Jew-hatred has been a constant factor for millenia in much of the Western world. Jews have always been a separate and distinctive people, not willing to adapt to the religion and culture of their host countries. They are the perennial outsiders and since they were always a small percentage of the population, and mostly defenseless, they were always convenient scapegoats who have constantly been accused of any and all problems in the societies they inhabit, and thus bore the brunt of hatred, ostracism, and death.
During the Crusades, between the 11th and 13th centuries, when the Crusaders were marching to “liberate” the Holy Land from Islamic rule, along the way they savagely massacred tens of thousands of Jews who had nothing to do with their mission. During the Bubonic Plague in the 14th century Jews were accused of poisoning the wells of their Christian neighbors even though the real cause was mice fleas. During the late 19th and early 20th centuries, a period of great social and political unrest, the deadly pogroms in Russia and Poland were the order of the day where 100,000 Jews were estimated to have been wantonly killed, only because they were Jews. In 1939 the Nazis singled out the Jews for extermination even though their main goal was European domination. And in the Middle East, every single Arab/Muslim nation has completed the work that Hitler started, and they have completely cleansed their lands of Jews. The Mideast, outside of Israel, still remains almost entirely Judenfrei.
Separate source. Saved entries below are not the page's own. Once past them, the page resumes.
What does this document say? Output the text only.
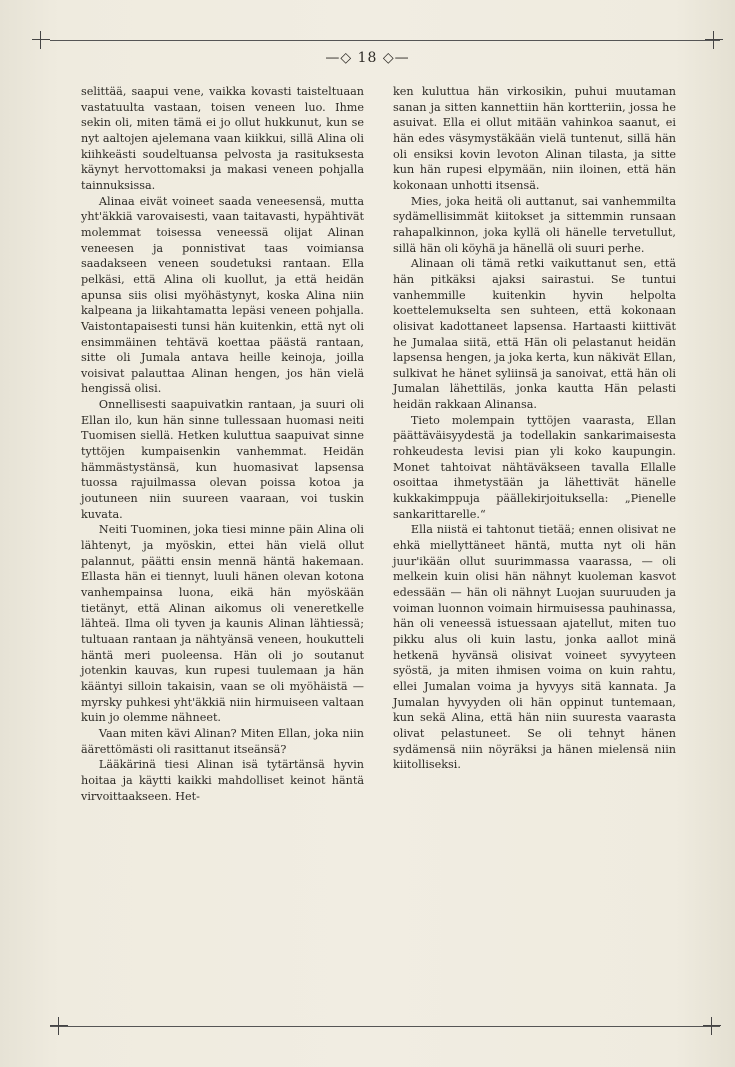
—◇ 18 ◇—

selittää, saapui vene, vaikka kovasti taisteltuaan vastatuulta vastaan, toisen veneen luo. Ihme sekin oli, miten tämä ei jo ollut hukkunut, kun se nyt aaltojen ajelemana vaan kiikkui, sillä Alina oli kiihkeästi soudeltuansa pelvosta ja rasituksesta käynyt hervottomaksi ja makasi veneen pohjalla tainnuksissa.

Alinaa eivät voineet saada veneesensä, mutta yht'äkkiä varovaisesti, vaan taitavasti, hypähtivät molemmat toisessa veneessä olijat Alinan veneesen ja ponnistivat taas voimiansa saadakseen veneen soudetuksi rantaan. Ella pelkäsi, että Alina oli kuollut, ja että heidän apunsa siis olisi myöhästynyt, koska Alina niin kalpeana ja liikahtamatta lepäsi veneen pohjalla. Vaistontapaisesti tunsi hän kuitenkin, että nyt oli ensimmäinen tehtävä koettaa päästä rantaan, sitte oli Jumala antava heille keinoja, joilla voisivat palauttaa Alinan hengen, jos hän vielä hengissä olisi.

Onnellisesti saapuivatkin rantaan, ja suuri oli Ellan ilo, kun hän sinne tullessaan huomasi neiti Tuomisen siellä. Hetken kuluttua saapuivat sinne tyttöjen kumpaisenkin vanhemmat. Heidän hämmästystänsä, kun huomasivat lapsensa tuossa rajuilmassa olevan poissa kotoa ja joutuneen niin suureen vaaraan, voi tuskin kuvata.

Neiti Tuominen, joka tiesi minne päin Alina oli lähtenyt, ja myöskin, ettei hän vielä ollut palannut, päätti ensin mennä häntä hakemaan. Ellasta hän ei tiennyt, luuli hänen olevan kotona vanhempainsa luona, eikä hän myöskään tietänyt, että Alinan aikomus oli veneretkelle lähteä. Ilma oli tyven ja kaunis Alinan lähtiessä; tultuaan rantaan ja nähtyänsä veneen, houkutteli häntä meri puoleensa. Hän oli jo soutanut jotenkin kauvas, kun rupesi tuulemaan ja hän kääntyi silloin takaisin, vaan se oli myöhäistä — myrsky puhkesi yht'äkkiä niin hirmuiseen valtaan kuin jo olemme nähneet.

Vaan miten kävi Alinan? Miten Ellan, joka niin äärettömästi oli rasittanut itseänsä?

Lääkärinä tiesi Alinan isä tytärtänsä hyvin hoitaa ja käytti kaikki mahdolliset keinot häntä virvoittaakseen. Het-

ken kuluttua hän virkosikin, puhui muutaman sanan ja sitten kannettiin hän kortteriin, jossa he asuivat. Ella ei ollut mitään vahinkoa saanut, ei hän edes väsymystäkään vielä tuntenut, sillä hän oli ensiksi kovin levoton Alinan tilasta, ja sitte kun hän rupesi elpymään, niin iloinen, että hän kokonaan unhotti itsensä.

Mies, joka heitä oli auttanut, sai vanhemmilta sydämellisimmät kiitokset ja sittemmin runsaan rahapalkinnon, joka kyllä oli hänelle tervetullut, sillä hän oli köyhä ja hänellä oli suuri perhe.

Alinaan oli tämä retki vaikuttanut sen, että hän pitkäksi ajaksi sairastui. Se tuntui vanhemmille kuitenkin hyvin helpolta koettelemukselta sen suhteen, että kokonaan olisivat kadottaneet lapsensa. Hartaasti kiittivät he Jumalaa siitä, että Hän oli pelastanut heidän lapsensa hengen, ja joka kerta, kun näkivät Ellan, sulkivat he hänet syliinsä ja sanoivat, että hän oli Jumalan lähettiläs, jonka kautta Hän pelasti heidän rakkaan Alinansa.

Tieto molempain tyttöjen vaarasta, Ellan päättäväisyydestä ja todellakin sankarimaisesta rohkeudesta levisi pian yli koko kaupungin. Monet tahtoivat nähtäväkseen tavalla Ellalle osoittaa ihmetystään ja lähettivät hänelle kukkakimppuja päällekirjoituksella: „Pienelle sankarittarelle.“

Ella niistä ei tahtonut tietää; ennen olisivat ne ehkä miellyttäneet häntä, mutta nyt oli hän juur'ikään ollut suurimmassa vaarassa, — oli melkein kuin olisi hän nähnyt kuoleman kasvot edessään — hän oli nähnyt Luojan suuruuden ja voiman luonnon voimain hirmuisessa pauhinassa, hän oli veneessä istuessaan ajatellut, miten tuo pikku alus oli kuin lastu, jonka aallot minä hetkenä hyvänsä olisivat voineet syvyyteen syöstä, ja miten ihmisen voima on kuin rahtu, ellei Jumalan voima ja hyvyys sitä kannata. Ja Jumalan hyvyyden oli hän oppinut tuntemaan, kun sekä Alina, että hän niin suuresta vaarasta olivat pelastuneet. Se oli tehnyt hänen sydämensä niin nöyräksi ja hänen mielensä niin kiitolliseksi.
Today, much of the world, instigated by Islamic forces and aided by Russia and Iran, are in a concerted effort to destroy Israel even though the real goal is to destroy America and all of Western civilization, to be replaced by Islamic-ruled regimes.
I humbly submit that Rabbi Sacks’s statement should be modified somewhat to:
“The hate that starts with the Jews is never about the Jews.”
Max Wisotsky
Highland Park, N.J.
The Seder –
Yesterday & Today
The wonderful Is It Proper feature in the Pesach issue (April 11) asks if it is proper to incorporate current events into the seder.
It’s up to the parents and grandparents to conduct the seder according to their families’ liking and in a way that will keep everyone engaged. Anyone involved in chinuch understands that texts are not meaningful in and of themselves. Students must hear about how the issues of yesterday still matter. And relating them to the issues of today gives them relevance, and deepens our understanding of the way that we live in the world, and connects it to how our ancestors lived. This connection, properly made, shows that in many ways we are still fighting for our freedom.